What is AI Good For Anyway: Telling You What You Mostly Already Know
"You are a helpful AI assistant who is an expert on hunting snipe..."
Two years into the AI revolution and I’m not out of a job yet. Though aspects of my day-to-day software development have become less tedious, artificial intelligence has yet to change it in any fundamental way. For instance, AI coding assistants are useful. I leave Copilot on all the time now, and though its ability to spit out half a page of boilerplate code can come in handy, it feels more like an incremental improvement on non-stochastic syntax completion than a game-changer. AI’s biggest contribution to my IDE has been in providing a novel way to anthropomorphize the thing. I still don’t attribute as much agency to Copilot as I do my Roomba (to whom I will shout encouraging words from the other room along the lines of, “You getting all the dust up, little guy?”) but there is still some degree of emotional involvement.1 Sometimes I get annoyed because Copilot’s suggestions come too fast and voluminous for me to dismiss them. At such times the machine seems too eager to please, a pick-me-bot. Other times, though, I will type the name of a function and then sit back with arms folded, waiting to see how the machine responds. When it produces code that I could have already written myself I smile and say, “Good, job!” Copilot is not my God, but it has become my pet.
LLMs are actually useful to me when they perform tasks that I know how to do but don’t know how to do quickly. Write me a Docker file to do such-and-such. Write me a React app that displays a chat window. Write me the single line of pandas or numpy code that puts my data through the particular set of contortions I need at the moment. Stuff I call the Just-Tell-Me-the-Magic-Word problems: conceptually simple, but requiring hours of slogging through a thicket of arbitrary syntactic conventions. Until recently you solved them by perusing similar questions on Stack Overflow, then stitching together a few of the most relevant answers. Now you can literally say to Claude or ChatGPT2 “Just tell me the magic words” and it does the searching and synthesizing for you.
The tendency of LLMs to hallucinate facts isn’t a problem here, because if the machine gives you an incorrect suggestion the code simply won’t run. Software fact-checks itself. However, LLMs’ tendency to come off as serenely self-confident even when they have no idea what they’re talking about3 can still get you in trouble. The process is just more involved.

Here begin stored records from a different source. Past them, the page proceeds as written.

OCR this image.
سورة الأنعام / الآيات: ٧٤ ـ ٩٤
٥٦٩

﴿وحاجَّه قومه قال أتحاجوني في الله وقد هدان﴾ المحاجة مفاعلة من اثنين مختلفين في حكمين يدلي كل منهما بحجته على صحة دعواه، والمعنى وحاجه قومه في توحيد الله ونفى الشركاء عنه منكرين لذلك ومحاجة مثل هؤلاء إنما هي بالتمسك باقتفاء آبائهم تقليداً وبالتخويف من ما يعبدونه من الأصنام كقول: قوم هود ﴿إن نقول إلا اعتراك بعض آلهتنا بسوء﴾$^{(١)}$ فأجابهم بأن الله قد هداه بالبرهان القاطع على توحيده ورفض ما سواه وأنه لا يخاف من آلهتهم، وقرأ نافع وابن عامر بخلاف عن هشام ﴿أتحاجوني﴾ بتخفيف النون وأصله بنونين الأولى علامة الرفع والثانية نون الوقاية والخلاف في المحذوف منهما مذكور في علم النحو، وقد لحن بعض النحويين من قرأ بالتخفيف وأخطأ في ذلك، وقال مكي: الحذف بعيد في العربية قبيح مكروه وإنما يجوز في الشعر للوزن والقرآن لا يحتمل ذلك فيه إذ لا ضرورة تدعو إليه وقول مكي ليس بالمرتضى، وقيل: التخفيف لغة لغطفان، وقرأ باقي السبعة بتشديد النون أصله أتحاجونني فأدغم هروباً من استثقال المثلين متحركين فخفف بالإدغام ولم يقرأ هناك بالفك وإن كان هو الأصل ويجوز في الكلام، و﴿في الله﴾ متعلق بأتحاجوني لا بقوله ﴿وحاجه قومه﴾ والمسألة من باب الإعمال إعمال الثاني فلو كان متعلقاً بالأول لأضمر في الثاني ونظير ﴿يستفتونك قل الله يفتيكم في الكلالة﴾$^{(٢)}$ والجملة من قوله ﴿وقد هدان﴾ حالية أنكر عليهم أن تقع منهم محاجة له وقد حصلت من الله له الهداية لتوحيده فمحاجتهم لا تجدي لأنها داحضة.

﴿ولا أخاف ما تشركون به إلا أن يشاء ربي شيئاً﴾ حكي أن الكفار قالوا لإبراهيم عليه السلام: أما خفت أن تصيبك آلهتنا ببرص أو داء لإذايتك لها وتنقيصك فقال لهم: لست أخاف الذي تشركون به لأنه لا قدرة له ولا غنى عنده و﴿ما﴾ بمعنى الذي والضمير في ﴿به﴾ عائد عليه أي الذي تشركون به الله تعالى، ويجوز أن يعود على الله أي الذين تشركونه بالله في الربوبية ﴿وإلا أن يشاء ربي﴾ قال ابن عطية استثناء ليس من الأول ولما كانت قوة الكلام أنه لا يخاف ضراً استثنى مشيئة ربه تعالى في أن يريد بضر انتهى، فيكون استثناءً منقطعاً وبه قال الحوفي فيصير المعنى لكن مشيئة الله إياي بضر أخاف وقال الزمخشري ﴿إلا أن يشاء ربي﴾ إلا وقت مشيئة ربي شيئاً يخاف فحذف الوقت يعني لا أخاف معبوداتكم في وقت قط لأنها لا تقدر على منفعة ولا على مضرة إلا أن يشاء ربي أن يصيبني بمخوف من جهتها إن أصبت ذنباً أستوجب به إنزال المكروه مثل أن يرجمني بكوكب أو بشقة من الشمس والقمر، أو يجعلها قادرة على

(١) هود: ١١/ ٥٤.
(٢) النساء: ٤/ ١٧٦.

For example, I am interested in doing reinforcement learning for multiple asynchronous agents. To this end, I used Python’s asyncio library to build a generic agent class. Unlike Docker, React, pandas, etc., which I have learned how to use, until recently I had no idea how asyncio worked. My only experience with it consisted of occasionally cargo-culting the word “async” in front of FastAPI route definitions for reasons I did not understand. But that was fine. I had no interest in understanding asyncio. I wanted to finish the agent class and get on with the fun reinforcement learning stuff. I wanted the machine to do the boring part for me.
When it came time to implement the UI, I went to ChatGPT and said “Write me a Streamlit app that handles asynchronous messages using asyncio.” It cheerfully complied. I copy-pasted the code it generated into my editor, ran it, and reported back the errors, for which ChatGPT apologized and immediately offered corrected versions, and the next thing you know I had wasted two weeks on a fool’s errand. I don’t feel like going into the technical details for non-Python programmers, so just know that asking “How can I make a Streamlit app handle asyncio messages?” is sort of like asking “How do I build a sewer main out of cardboard?” Though ChatGPT did a convincing impersonation of a helpful and enthusiastic colleague, an actually helpful colleague would have said, “You can’t do that. That’s not how it works.”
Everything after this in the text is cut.